In an engaging afterward Robinson explains how Anna’s monogram “A.A.” was for a time misconstrued as “anonymous author.” Later research brought out the truth and biographical revelations on how Anna really adored her father and how humble yet proud she was of her work. The author admits that history grants us little information on her childhood, and that she put together some ideas that connect with her maturation as an artist. Robinson’s speculation powerfully bonds the readers to this seminal figure, and how her talent emerges and develops is that mush more fascinating and humane. The well researched book includes a page on “How to Make Your Own Cyanotypes” and a list of the institutions that are holding Anna’s Cyanotypes. It is to be noted that vintage fabrics and wallpapers, wood veneers and photographs assist in this deliciously diverse presentation, one where the complicated beauty of Atkins’ work is made gloriously accessible. No Caldecott discussion should exclude this sublime and inspiring work that unearths yet another figure who has so richly deserves this soulful re-visitation. The Bluest of Blues: Anna Atkins and the First Book of Photographs is masterful.
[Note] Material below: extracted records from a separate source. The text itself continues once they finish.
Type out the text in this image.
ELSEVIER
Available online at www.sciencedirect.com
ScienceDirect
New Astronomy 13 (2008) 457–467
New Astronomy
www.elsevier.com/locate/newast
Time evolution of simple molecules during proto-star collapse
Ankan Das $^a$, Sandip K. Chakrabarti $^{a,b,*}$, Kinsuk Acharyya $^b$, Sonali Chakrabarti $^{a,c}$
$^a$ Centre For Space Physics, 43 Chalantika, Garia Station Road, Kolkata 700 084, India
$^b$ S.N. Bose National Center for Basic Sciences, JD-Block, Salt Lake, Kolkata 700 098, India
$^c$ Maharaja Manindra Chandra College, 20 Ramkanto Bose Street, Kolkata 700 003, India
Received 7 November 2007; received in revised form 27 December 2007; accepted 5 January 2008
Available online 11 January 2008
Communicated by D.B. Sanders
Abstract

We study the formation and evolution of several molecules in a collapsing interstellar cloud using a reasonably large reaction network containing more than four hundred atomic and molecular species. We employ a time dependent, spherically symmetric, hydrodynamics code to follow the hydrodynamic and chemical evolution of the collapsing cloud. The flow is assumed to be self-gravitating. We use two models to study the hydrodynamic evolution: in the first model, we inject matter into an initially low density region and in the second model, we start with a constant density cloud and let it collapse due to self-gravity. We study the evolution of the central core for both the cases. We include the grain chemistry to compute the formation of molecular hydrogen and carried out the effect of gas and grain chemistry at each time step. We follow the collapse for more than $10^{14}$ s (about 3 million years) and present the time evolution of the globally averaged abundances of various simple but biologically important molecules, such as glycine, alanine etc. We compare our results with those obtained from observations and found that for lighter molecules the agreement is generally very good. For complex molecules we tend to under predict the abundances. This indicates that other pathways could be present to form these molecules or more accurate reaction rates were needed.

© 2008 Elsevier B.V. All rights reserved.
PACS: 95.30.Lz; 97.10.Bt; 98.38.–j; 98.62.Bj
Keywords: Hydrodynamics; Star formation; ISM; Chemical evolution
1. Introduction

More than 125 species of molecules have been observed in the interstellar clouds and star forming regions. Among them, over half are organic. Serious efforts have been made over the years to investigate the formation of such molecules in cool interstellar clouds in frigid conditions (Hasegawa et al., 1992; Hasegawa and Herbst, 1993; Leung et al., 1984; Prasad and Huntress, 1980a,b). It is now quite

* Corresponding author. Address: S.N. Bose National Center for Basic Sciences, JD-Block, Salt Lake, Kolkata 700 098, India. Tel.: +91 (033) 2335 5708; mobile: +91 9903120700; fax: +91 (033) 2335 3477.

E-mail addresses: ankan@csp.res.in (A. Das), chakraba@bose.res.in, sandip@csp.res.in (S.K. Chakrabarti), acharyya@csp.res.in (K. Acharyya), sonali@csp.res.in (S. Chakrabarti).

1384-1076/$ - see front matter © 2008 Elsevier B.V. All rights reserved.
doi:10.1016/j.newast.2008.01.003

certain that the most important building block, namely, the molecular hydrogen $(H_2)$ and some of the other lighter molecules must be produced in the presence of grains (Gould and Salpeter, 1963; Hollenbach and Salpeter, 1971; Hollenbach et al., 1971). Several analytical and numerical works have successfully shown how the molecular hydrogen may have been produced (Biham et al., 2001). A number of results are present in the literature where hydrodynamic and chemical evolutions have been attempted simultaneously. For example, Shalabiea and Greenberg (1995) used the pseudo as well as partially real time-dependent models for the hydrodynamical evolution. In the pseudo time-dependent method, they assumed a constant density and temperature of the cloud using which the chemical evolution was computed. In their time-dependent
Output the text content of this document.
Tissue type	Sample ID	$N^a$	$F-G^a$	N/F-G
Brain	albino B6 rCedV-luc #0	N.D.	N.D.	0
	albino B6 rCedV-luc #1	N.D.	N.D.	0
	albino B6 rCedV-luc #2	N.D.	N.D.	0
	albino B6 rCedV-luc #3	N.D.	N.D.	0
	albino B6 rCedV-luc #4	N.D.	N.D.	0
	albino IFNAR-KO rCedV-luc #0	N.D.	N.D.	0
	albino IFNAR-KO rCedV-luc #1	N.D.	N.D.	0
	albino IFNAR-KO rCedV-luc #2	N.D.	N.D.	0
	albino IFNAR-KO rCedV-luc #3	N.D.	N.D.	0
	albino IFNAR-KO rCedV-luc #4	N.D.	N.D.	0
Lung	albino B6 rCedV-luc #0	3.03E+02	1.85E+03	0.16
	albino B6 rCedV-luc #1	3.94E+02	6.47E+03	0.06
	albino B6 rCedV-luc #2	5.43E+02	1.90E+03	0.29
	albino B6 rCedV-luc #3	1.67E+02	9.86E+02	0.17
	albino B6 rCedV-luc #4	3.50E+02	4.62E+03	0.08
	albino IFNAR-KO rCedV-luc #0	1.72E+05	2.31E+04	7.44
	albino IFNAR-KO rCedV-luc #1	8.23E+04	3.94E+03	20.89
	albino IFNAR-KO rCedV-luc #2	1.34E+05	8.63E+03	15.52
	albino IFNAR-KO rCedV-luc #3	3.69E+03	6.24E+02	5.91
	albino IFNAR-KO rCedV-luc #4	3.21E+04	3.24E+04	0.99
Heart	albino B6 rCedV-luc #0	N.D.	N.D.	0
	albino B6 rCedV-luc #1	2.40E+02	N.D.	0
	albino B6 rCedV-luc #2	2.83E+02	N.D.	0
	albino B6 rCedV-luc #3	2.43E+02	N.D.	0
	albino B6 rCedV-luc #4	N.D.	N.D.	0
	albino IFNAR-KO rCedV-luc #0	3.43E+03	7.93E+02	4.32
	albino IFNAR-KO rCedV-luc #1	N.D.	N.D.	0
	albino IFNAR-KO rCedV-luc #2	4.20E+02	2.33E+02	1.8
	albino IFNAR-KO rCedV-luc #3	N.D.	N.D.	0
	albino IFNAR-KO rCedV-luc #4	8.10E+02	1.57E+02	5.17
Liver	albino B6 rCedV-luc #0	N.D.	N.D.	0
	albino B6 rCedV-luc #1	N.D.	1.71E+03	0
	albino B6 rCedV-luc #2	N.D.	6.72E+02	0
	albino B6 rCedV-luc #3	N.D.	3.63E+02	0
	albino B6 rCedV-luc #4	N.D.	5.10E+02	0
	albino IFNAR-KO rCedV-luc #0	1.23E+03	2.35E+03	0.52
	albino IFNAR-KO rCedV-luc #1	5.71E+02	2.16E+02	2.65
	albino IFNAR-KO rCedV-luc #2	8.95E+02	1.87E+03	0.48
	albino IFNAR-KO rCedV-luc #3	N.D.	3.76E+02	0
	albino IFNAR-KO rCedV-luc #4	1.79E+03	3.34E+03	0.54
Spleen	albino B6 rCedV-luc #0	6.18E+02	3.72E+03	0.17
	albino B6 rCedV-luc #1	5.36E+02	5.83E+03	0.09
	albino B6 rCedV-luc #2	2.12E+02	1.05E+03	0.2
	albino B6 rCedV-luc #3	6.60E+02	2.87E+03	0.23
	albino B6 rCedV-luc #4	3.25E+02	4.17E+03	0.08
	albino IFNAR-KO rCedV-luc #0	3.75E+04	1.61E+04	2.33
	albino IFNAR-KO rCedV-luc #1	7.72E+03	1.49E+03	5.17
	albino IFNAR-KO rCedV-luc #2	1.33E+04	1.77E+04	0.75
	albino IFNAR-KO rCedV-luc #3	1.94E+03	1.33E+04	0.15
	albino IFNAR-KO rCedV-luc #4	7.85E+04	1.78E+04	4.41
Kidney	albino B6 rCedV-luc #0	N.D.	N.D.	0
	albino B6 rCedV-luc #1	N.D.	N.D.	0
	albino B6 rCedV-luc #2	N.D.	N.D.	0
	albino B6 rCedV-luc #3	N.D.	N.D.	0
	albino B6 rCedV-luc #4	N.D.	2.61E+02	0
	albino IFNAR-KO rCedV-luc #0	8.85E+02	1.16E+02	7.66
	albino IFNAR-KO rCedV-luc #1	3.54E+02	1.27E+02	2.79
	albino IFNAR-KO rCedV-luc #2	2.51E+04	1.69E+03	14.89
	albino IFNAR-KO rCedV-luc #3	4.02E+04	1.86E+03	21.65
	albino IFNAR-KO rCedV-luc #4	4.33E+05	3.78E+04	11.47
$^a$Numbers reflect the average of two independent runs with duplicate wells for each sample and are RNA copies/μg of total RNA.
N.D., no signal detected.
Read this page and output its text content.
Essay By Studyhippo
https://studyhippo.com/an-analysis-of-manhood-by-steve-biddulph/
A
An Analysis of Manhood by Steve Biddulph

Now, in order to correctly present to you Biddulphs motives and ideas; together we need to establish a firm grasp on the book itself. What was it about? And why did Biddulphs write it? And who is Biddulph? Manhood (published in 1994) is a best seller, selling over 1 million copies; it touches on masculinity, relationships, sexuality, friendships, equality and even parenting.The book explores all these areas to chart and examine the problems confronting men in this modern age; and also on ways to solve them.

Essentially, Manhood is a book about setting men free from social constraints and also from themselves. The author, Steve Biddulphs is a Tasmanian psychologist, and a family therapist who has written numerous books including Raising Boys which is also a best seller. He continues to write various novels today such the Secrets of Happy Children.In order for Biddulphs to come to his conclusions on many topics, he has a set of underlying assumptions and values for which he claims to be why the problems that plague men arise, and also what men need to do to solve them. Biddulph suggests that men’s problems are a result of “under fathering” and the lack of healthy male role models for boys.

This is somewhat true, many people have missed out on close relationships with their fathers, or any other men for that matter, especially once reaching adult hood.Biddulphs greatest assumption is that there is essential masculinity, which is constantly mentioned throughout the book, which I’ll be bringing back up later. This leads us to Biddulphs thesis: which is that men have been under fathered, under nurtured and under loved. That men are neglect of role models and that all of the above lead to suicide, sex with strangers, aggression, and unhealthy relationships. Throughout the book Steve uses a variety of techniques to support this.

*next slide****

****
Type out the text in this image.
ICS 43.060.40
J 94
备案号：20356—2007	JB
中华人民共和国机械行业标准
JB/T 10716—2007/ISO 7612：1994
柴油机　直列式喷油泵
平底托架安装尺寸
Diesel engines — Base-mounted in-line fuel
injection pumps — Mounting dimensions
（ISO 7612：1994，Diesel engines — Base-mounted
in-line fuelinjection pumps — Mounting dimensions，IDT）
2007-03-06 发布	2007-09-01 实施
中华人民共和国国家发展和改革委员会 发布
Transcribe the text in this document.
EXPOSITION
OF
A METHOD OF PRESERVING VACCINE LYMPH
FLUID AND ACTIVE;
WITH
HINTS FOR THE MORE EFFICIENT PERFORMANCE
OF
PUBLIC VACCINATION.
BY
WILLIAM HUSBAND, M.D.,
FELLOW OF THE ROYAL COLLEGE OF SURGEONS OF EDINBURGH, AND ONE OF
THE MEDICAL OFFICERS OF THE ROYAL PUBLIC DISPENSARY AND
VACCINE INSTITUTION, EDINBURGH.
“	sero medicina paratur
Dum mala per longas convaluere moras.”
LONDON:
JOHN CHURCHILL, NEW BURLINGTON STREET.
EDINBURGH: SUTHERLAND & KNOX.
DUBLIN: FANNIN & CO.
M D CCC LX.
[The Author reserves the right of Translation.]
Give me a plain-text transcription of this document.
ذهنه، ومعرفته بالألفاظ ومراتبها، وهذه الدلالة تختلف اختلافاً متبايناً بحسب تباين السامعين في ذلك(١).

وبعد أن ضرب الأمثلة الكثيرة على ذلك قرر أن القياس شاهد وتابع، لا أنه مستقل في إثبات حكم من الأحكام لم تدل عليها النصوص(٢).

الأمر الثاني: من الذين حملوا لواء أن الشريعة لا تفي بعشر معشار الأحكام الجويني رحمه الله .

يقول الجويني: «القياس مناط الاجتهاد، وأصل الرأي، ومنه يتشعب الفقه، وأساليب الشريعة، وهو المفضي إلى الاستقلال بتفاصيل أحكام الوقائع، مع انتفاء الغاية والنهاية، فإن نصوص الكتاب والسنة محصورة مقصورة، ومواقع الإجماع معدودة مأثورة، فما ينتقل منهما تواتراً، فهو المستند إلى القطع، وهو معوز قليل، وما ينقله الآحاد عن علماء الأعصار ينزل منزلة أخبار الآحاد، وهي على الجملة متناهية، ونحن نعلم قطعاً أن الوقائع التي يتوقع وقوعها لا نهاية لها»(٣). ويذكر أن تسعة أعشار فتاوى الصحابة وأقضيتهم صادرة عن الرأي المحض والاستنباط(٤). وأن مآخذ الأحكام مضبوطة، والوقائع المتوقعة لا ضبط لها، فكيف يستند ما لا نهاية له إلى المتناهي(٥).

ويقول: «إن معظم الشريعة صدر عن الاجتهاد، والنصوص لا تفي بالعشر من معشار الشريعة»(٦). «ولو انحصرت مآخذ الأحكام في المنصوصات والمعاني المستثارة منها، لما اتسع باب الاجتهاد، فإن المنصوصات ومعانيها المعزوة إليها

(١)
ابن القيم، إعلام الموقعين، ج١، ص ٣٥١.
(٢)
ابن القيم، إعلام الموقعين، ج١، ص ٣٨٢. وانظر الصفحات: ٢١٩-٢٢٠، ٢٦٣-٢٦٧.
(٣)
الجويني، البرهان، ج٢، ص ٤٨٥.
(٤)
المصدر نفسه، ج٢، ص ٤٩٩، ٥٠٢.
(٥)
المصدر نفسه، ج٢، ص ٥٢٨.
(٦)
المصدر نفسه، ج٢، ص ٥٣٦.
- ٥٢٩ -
Note: This is the sixth entry in the 2019 Caldecott Medal Contender series. The annual venture does not purport to predict what the committee will choose, rather it attempts to gauge what the writer feels should be in the running. In most instances the books that are featured in the series have been touted as contenders in various online round-ups at children’s book sites, but for the ones that are not, the inclusions are a humble plea to the committee for consideration. It is anticipated the series will include in the neighborhood of around 15 to 20 titles; the order which they are being presented in is arbitrary, as every book in this series is a contender. Some of my top favorites of the lot will be done near the end. The awards will be announced in January, hence the reviews will continue until the early part of that month.